Communa – с французского «социум» – гласит надпись на стене. Посетители клуба сбиваются в группки по интересам, делят большие тарелки со съестными закусками и потягивают из банок что-то санкционное, неправильное для обычного продуктового склада Славгорода. Кто-то приглушенно слушает музыку, кто-то оживленно спорит. На первый взгляд узкое вытянутое помещение заполнено людьми, но ни одного человека здесь нет.

Ее пропустили – не потому, что она не похожа на мента, а потому, что она хорт. Здесь она среди своих.

– Эй, красавица! – Парень за баром опирается локтями на гладко-лакированную стойку. Кажется, это умасленная дверь от шкафа-купе, перевернутая задней стороной. – Хочешь чего-нибудь заказать?

Кончики его усов подкручены, а уложенные назад волосы кажутся на вид такими мягкими, что хочется запустить в них пальцы. Скованная пристальным взглядом харизматичного красавца, Гриша старается сообразить, что могла бы здесь заказать. За спиной балии исписанные мелом таблички с наименованиями, знакомыми лишь смутно. Гриша открывает рот и тут же закрывает. «Ну и кто теперь нем как рыба?» – пошутила бы Мальва.

Ей бы здесь понравилось. Знала ли она об этой общине? Может, участвовала в создании? Вряд ли, под конец своей второй беременности она ударилась в спасительную секту, обещавшую свободу ей и ее детям.

– Дай угадаю! Колу?

– Отцепись от женщины, Шурка. – Сердитое клокотание доносится из-за спины. Так они, балии, усмиряли друг друга – словно щелкали маленькими клычками и языком, доказывая свою правоту.

– Ладно, налью кваса в кружку «50 лет КПСС».

Гриша закатывает глаза. Ладно, она старая. Это не так обидно, как могло бы быть.

– Хватит выделываться, тебе самому скоро пятьдесят.

– Мне сорок один! – Он задыхается от возмущения.

Гриша не дала бы этому Шуре больше тридцати. Это удивительно даже для балии – долгожительством отличаются только аркуды и вирии. У балий молодость пусть и не столь быстротечна, как у хортов, но все же рано или поздно увядает.

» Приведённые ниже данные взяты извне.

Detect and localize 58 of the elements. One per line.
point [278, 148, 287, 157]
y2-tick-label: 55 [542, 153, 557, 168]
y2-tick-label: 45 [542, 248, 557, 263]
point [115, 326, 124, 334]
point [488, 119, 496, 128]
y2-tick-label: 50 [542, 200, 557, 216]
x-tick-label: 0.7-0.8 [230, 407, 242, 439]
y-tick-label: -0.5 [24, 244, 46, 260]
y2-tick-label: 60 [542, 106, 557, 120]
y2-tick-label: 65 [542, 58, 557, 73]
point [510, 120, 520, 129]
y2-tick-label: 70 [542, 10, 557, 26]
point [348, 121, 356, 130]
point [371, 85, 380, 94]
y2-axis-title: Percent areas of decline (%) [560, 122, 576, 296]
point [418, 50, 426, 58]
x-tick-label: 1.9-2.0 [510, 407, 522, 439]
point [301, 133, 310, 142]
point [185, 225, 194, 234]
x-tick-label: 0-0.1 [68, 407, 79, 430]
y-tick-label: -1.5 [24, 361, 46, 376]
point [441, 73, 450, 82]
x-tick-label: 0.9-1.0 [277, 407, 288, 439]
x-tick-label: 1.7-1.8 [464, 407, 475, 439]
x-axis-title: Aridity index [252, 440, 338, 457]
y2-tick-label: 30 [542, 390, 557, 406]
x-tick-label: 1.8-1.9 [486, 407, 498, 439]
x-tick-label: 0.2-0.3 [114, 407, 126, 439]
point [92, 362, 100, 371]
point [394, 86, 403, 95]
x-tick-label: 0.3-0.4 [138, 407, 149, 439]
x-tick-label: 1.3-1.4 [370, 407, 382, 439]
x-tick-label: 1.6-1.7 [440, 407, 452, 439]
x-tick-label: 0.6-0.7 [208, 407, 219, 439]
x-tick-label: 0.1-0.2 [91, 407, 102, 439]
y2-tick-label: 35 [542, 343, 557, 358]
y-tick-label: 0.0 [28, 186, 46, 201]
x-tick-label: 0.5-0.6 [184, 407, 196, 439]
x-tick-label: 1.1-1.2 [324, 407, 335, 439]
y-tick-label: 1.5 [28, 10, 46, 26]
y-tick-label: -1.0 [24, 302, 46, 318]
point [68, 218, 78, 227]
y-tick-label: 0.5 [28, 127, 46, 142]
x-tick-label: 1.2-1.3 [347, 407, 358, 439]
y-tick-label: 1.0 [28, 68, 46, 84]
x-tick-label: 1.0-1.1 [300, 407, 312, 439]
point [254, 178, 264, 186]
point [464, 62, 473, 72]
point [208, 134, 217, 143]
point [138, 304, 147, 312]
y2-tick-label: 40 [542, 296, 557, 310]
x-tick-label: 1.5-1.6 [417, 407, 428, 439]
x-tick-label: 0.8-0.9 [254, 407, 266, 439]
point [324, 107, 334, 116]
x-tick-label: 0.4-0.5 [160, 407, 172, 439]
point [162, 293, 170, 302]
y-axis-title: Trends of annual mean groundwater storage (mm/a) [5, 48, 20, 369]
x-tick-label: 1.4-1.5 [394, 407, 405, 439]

Поэтому-то они живут на полную: пьют, гуляют, влюбляются. И так по кругу – и душой, и телом. Некоторые все же выглядят неугасающими и юными даже в сорок.

Наконец Гриша оборачивается на свою заступницу. В полумраке битых неоновых ламп ее лицо не кажется знакомым.

– А! Это ты! – Красивое лицо в ту же секунду искажается удивлением. Гриша вдыхает окружающий ее воздух поглубже. Чихнуть себе не позволяет, но чувство такое, словно насыпали перца в нос. – Извини, мы тут от ментов прячемся, поэтому собакам тяжко.

– Откуда ты…

– Знаю, что ты хорт. Думаешь, не видно?

Гриша хотела спросить: «Откуда ты взялась на мою голову?» – но промолчала. Светлые пятна в темных волосах, на бровях, ресницах – как бельмо на глазу. Рыкова пытается проморгаться, но кошка никуда не исчезает.

– Отцепись от женщины, Илля, – передразнивает подругу Шура и протягивает Грише коричневую шипучку в стакане с маленькой шоколадкой в придачу. Не в кружке и не квас: сжалился. – За счет заведения.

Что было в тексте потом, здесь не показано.